Neuromuscular Disorders Division
The Neuromuscular Disorders Division is made up of faculty members who are involved in a strong clinical service and multiple research projects. Our faculty frequently contribute to scientific publications. Physicians see patients referred from the North Texas region who have a wide variety of neuromuscular diseases such as myasthenia gravis, muscular dystrophy, peripheral neuropathy, autonomic disorders, and amyotrophic lateral sclerosis.
The Neuromuscular Program is involved in a number of research and therapy studies, including treatment and pathophysiological studies for ALS, peripheral neuropathies, autonomic failure, myotonic disorders, and others. Sharon Nations, M.D. and Srikanth Muppidi, M.D. are involved in several therapy trials for myasthenia gravis including a multinational, NIH/NINDS-supported trial of thymectomy in non-thymomatous MG. Steven Vernino, M.D., Ph.D. conducts therapeutic trials for autonomic disorders including multiple system atrophy, autoimmune autonomic ganglionopathy, and orthostatic hypotension in patients with Parkinson disease. Jaya Trivedi, M.D. continues to recruit patients into a number of NIH-supported studies investigating electrophysiological and clinical aspects of non-dystrophic myotonia and periodic paralysis.
The Neuromuscular Fellowship Program is an ACGME-certified program in Neuromuscular Medicine. Our training program was one of the first to receive this subspecialty certification. The one-year program consists of clinical training in neuromuscular diseases and performance of electromyography (EMG) and related techniques.
The Neuromuscular clinical programs, located in the Aston Building, are partially sponsored by the Muscular Dystrophy Association and the Myasthenia Gravis Foundation and recognized by the Neuropathy Association. In addition to six neuromuscular neurologists, patients may also be evaluated by physical therapy, speech pathology, respiratory therapy, a psychologist, a dietitian, and a social worker. The Neurology Department runs an infusion clinic and plasma exchange service for patients with immune-mediated disorders.

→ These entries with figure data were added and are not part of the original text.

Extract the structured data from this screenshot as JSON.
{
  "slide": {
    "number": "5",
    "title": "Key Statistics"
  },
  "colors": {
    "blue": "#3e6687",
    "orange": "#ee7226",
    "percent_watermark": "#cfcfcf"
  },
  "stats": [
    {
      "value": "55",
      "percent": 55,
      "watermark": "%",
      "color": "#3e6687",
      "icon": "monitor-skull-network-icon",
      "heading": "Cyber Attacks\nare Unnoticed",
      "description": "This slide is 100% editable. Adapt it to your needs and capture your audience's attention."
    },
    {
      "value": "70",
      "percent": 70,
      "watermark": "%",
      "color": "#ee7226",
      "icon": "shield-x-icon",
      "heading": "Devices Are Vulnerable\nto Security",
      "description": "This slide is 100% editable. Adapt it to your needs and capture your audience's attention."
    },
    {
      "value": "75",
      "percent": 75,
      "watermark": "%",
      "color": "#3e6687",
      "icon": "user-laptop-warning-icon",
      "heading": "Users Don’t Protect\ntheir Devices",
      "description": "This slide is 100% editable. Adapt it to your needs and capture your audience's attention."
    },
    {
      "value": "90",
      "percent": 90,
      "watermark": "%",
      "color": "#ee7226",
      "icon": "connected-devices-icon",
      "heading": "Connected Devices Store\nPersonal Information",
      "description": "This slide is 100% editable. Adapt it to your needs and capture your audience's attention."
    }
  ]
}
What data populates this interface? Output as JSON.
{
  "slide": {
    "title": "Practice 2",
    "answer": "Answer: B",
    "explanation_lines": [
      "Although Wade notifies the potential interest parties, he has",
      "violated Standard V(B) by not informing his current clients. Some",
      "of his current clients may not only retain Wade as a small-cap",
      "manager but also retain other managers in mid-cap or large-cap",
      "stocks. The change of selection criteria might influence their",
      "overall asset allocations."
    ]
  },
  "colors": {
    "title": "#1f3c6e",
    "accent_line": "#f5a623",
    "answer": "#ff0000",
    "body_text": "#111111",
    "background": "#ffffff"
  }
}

The UT Southwestern Neuromuscular Service also provides routine and advanced diagnostic services including nerve conduction studies, routine and single fiber electromyography, quantitative sensory testing (QST), evoked potentials and quantitative autonomic testing (ARS).
Pediatric neuromuscular patients are evaluated at Texas Scottish Rite Hospital for Children and Children's Medical Center Dallas. Patients with unusual metabolic myopathies are evaluated at the Neuromuscular Center in the Institute for Exercise and Environmental Medicine at Presbyterian Hospital.